With the API running (same DB + broker as the workers):

curl -X POST http://localhost:8000/jobs/audio \
     -H 'content-type: application/json' \
     -d '{"source":"https://youtu.be/VIDEO","title":"Demo"}'
# {"job_id":"…","session_id":"…","status":"queued"}

curl http://localhost:8000/jobs/JOB_ID          # status + per-stage state
curl http://localhost:8000/jobs/JOB_ID/result   # the finished clip (409 until done)

Or without an API server, straight from the CLI:

autorag jobs submit https://youtu.be/VIDEO --title Demo
autorag jobs status JOB_ID

Workers and whatever serves the API / /viz share state through the repo-local ./.stack-data bind (AUTORAG_DB_PATH=/data/autorag.db inside the containers) — a finished async job writes the same SQLite / Chroma rows a CLI run would, so /viz and every other reader work unchanged.
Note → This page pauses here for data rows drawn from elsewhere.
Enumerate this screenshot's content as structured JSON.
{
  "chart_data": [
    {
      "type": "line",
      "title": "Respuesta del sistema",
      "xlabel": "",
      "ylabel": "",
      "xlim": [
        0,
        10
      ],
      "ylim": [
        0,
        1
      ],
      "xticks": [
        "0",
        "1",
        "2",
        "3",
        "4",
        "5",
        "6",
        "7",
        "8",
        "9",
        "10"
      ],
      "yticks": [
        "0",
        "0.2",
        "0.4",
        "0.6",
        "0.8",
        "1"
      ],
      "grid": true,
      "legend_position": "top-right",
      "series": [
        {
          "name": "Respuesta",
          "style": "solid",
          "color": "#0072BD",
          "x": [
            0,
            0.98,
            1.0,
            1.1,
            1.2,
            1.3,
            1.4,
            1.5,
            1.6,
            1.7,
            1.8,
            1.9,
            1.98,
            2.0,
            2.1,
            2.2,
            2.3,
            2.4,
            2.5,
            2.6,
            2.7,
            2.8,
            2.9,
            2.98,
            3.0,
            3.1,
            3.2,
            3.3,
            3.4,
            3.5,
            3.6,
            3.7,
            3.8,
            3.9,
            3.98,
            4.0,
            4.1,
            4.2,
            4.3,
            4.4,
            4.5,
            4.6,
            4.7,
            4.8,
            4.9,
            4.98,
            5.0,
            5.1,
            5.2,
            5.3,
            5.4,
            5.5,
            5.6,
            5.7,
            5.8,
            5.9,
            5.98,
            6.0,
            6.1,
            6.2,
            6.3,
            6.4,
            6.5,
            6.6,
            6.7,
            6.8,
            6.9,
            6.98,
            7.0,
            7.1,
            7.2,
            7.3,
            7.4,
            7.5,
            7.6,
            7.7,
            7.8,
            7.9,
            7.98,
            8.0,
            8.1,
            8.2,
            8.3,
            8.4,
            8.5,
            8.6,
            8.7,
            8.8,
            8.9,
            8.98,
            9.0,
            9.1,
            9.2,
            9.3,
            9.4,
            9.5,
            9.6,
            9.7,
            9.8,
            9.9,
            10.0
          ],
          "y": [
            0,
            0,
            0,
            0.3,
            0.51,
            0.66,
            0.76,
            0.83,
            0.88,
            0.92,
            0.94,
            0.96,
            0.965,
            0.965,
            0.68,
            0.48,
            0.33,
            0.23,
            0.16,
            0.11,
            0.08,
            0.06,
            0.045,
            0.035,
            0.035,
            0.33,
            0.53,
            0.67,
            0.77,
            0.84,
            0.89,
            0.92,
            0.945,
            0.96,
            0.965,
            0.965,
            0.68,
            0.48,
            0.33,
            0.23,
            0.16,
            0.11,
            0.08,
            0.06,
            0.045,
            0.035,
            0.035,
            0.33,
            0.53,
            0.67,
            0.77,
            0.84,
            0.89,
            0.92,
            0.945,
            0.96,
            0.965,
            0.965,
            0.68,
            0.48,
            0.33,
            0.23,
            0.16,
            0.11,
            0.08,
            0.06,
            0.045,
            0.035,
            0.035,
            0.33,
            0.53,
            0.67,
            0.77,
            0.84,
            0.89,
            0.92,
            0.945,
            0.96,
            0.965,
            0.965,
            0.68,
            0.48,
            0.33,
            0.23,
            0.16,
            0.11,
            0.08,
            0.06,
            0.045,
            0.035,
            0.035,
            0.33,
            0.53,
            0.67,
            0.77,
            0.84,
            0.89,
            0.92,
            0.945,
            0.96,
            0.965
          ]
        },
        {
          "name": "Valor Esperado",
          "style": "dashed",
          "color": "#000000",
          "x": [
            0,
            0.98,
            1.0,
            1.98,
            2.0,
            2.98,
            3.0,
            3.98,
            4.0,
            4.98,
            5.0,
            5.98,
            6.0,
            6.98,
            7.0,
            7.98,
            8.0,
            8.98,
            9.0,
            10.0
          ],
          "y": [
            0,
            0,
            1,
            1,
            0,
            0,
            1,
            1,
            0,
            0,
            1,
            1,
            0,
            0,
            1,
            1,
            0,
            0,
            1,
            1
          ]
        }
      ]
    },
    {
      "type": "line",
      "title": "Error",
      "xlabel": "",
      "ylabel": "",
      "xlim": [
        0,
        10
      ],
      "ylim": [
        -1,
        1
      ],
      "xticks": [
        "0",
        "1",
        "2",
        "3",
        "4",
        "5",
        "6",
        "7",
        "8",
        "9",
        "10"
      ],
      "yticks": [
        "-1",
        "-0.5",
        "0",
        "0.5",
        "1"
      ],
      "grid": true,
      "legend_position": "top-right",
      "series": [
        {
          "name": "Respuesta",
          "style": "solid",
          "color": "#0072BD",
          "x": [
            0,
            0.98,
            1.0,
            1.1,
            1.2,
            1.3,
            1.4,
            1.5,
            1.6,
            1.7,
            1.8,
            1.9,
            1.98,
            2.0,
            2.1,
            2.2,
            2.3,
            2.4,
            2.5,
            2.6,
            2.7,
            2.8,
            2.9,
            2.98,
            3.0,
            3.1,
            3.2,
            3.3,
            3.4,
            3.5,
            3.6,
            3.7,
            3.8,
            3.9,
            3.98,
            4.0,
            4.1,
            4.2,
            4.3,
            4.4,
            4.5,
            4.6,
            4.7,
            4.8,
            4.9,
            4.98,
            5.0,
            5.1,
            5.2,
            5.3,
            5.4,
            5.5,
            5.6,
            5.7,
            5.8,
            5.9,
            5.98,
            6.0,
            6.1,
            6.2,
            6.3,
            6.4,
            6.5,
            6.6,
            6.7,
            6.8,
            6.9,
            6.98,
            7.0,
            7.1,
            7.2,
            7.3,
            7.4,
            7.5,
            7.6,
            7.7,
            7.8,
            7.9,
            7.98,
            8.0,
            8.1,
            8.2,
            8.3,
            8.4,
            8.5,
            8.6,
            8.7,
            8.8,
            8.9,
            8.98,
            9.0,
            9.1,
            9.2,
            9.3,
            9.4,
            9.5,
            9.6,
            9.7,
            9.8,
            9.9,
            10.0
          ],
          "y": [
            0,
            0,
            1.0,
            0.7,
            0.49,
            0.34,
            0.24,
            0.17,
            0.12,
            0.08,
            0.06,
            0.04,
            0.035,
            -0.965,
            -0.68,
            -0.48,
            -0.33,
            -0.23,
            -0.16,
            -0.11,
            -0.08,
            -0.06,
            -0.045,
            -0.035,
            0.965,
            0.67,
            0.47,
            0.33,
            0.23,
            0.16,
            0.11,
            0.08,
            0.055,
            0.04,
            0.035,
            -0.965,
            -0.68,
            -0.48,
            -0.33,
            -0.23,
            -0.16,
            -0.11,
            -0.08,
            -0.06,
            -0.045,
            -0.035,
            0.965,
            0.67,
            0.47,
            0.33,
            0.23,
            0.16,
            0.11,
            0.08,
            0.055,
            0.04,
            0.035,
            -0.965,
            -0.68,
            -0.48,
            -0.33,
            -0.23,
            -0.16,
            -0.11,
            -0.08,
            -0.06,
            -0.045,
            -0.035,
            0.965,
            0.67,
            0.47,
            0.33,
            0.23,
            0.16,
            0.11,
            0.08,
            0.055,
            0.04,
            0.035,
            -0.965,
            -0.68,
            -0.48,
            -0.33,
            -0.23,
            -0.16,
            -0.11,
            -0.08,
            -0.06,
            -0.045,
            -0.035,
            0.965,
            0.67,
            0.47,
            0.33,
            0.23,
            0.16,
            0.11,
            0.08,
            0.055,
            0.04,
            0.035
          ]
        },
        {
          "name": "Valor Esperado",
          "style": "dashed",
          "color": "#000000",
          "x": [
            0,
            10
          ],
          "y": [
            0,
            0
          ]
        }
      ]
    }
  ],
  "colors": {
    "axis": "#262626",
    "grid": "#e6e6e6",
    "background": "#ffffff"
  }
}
Because .stack-data is a repo-local directory it is also visible from the devcontainer (at /workspace/autorag/.stack-data) for direct cross-process job/error inspection. Without the [broker] / [rag] extras the /jobs/* endpoints return 503 with an install hint and the rest of the API is unaffected. See the “Async pipeline” section of CLAUDE.md for the architecture.

Devcontainer (thin sandbox) and the per-edit loop

The devcontainer is a thin sandbox: no dockerd, no mounted socket, no GPU. It joins the stack’s shared ``autorag-net`` network (declared external in docker-compose.yml; created idempotently by both ./scripts/stack.sh and the devcontainer initializeCommand), so it reaches services by name — AUTORAG_BROKER_URL=amqp://rabbitmq:5672, AUTORAG_OLLAMA_BASE_URL=http://ollama:11434 — and its client-only docker CLI points at the read-only docker-socket-proxy (DOCKER_HOST=tcp://docker-socket-proxy:2375). Its .devcontainer/check-stack.sh postStartCommand only probes via docker compose ps and always exits 0 — the async path is optional and the synchronous SDK/CLI/API never need the stack.

After a code edit, bounce a worker from inside the sandbox with plain compose verbs (the proxy enforces ps/logs/restart-only — no helper, no token):

docker compose -p autorag ps                  # per-service status
docker compose -p autorag restart gpu-worker  # picks up a bind-mounted edit
docker compose -p autorag logs --tail 200 gpu-worker

Workers uv run the bind-mounted live repo, so restart (not a rebuild) makes an edit live. The proxy refuses build/up/exec — a dependency change is the host-side ./scripts/stack.sh rebuild. The sandbox’s project venv is UV_PROJECT_ENVIRONMENT=/opt/autorag-venv (outside the bind-mounted workspace) so host and sandbox never thrash a shared ./.venv.

Mounting the app yourself

If you need to embed AutoRAG inside a larger FastAPI app, import autorag.api:app directly and re-mount it or merge its routers:

from fastapi import FastAPI
from autorag.api import app as autorag_app

parent = FastAPI()
parent.mount("/autorag", autorag_app)

The get_rag() helper returns a process-wide AutoRAG singleton via functools.lru_cache, so reusing the app across requests doesn’t re-instantiate the embedder or vector store.